第4話 僕

 海へ通うことがすっかり習慣となったある日。


「カトウ、今日も行こうぜ」


「ごめん、僕、掃除当番だ」


「じゃあ先行ってる。絶対来いよ!」


 僕はスズキたちと別れると、掃除を始めた。


「よし、すぐに終わらせるぞ!」


 僕はいつもよりスピードを意識して、それでいて丁寧に掃除をした。

 掃除が終わると、走って海へ向かう。

 しかし、砂浜には誰もいなかった。荷物もない。


「あいつら、先帰ったな」


 絶対来いよ、とか言っておいて、僕は置いて行かれたようだった。

 僕は仕方なく帰ることにした。いや、せっかく来たのだから、少し歩いていくか。

 僕は普段あまり行かない、岩場の方へ行ってみた。


 そこで、見つけた。

 僕は、息を呑んだ。


 そこにいたのは、人魚だったからだ。

 陶器のように滑らかな肌、きらきらと七色に輝く鱗、ひらひらと波に揺れる鰭、濡れているはずなのにさらりと風になびく髪。

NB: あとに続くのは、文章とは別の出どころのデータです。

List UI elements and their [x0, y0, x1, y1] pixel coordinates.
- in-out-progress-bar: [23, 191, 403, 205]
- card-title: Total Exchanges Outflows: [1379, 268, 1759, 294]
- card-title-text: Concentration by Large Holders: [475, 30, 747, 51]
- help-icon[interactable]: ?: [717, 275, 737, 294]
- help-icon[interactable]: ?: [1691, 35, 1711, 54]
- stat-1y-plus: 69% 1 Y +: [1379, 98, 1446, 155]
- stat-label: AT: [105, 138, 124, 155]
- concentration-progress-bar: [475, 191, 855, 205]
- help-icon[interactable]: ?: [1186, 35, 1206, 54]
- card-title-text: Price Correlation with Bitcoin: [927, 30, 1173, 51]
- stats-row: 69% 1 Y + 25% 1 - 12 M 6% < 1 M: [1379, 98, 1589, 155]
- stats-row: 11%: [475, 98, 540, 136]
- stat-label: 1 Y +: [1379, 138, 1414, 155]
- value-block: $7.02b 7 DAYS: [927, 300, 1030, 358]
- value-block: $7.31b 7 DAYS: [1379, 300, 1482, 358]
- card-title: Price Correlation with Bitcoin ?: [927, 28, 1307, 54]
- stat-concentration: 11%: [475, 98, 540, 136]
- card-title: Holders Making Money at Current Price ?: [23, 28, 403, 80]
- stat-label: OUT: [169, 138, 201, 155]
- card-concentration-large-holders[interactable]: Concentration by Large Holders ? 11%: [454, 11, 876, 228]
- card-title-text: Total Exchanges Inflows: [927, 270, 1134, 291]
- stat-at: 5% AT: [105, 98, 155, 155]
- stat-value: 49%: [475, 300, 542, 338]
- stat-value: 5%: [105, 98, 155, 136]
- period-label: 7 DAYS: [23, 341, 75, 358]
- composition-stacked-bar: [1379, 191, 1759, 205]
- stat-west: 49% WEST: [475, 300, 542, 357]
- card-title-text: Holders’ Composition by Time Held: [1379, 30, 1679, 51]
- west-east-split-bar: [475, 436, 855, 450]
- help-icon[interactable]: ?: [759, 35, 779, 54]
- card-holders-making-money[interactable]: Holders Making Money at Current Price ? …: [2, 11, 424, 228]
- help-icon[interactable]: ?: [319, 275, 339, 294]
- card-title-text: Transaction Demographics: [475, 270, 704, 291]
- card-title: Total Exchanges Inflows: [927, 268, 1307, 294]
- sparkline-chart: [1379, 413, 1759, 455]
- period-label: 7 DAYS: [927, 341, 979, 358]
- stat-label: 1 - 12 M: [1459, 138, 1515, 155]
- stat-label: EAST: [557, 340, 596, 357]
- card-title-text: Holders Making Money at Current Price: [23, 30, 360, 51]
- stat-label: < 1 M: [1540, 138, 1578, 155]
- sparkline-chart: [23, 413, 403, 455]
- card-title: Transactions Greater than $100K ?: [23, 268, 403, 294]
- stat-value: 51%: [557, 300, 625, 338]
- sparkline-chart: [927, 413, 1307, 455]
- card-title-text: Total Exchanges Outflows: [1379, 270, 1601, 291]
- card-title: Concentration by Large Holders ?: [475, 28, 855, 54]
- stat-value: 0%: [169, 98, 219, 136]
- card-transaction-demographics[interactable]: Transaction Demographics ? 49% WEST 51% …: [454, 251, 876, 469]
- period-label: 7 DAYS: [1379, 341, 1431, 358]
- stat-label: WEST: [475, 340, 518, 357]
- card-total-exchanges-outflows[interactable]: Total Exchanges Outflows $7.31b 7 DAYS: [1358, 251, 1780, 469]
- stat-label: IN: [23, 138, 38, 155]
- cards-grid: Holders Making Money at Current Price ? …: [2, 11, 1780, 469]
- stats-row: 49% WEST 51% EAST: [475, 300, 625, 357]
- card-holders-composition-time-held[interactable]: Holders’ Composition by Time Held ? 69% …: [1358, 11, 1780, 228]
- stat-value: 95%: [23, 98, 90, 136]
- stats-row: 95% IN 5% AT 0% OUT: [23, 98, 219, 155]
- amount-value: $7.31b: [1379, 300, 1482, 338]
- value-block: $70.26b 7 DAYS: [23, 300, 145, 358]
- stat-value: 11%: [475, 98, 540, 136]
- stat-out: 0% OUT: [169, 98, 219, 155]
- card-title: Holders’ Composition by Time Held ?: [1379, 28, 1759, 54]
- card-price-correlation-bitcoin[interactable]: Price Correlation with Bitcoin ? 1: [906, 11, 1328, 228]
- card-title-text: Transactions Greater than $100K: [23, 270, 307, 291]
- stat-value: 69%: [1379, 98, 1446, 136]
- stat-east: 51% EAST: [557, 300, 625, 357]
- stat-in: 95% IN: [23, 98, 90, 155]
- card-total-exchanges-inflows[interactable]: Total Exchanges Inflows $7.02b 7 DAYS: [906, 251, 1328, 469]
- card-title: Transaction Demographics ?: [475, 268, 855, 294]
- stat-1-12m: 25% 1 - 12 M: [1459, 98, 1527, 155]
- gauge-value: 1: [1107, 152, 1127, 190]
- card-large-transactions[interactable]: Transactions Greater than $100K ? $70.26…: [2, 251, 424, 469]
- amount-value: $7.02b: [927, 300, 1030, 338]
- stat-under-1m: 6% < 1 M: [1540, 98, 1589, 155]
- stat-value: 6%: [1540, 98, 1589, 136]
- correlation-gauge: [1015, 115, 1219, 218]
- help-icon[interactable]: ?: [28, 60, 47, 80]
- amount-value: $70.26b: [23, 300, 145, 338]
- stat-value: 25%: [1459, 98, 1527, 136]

 どれをとっても人間離れしている。それでいて、見たものを狂わすのではないかと思うほど美しい。

 僕はしばらく動けなかった。彼女の吸い込まれるような瞳に釘付けになる。僕と彼女はしばし、見つめ合った。

 どれだけ経っただろうか。

 僕は今更ながら、頬をつねった。痛い。

 まるで夢を見ているようだったが、それは確かに現実だった。


「君は、人魚なの?」


「ええ。見ればわかると思うけど」


「……ごめん」


 僕は咄嗟に謝った。彼女の言う通りだ。失礼だったと少し後悔する。


「あなたは、人間?」


「あ、ああ」


「そう。……私、人間と初めて話したわ。またね」


 彼女は僕と、少しおかしな会話をした後、ちゃぽんと海に潜ってしまった。彼女の影はすぐに見えなくなる。

 僕はしばらく放心状態だった。

 人魚? そんなもの、この世に存在するのか。いや、僕は見てしまったのだ。本物の人魚を。

 噂はどうやら本当だったらしい。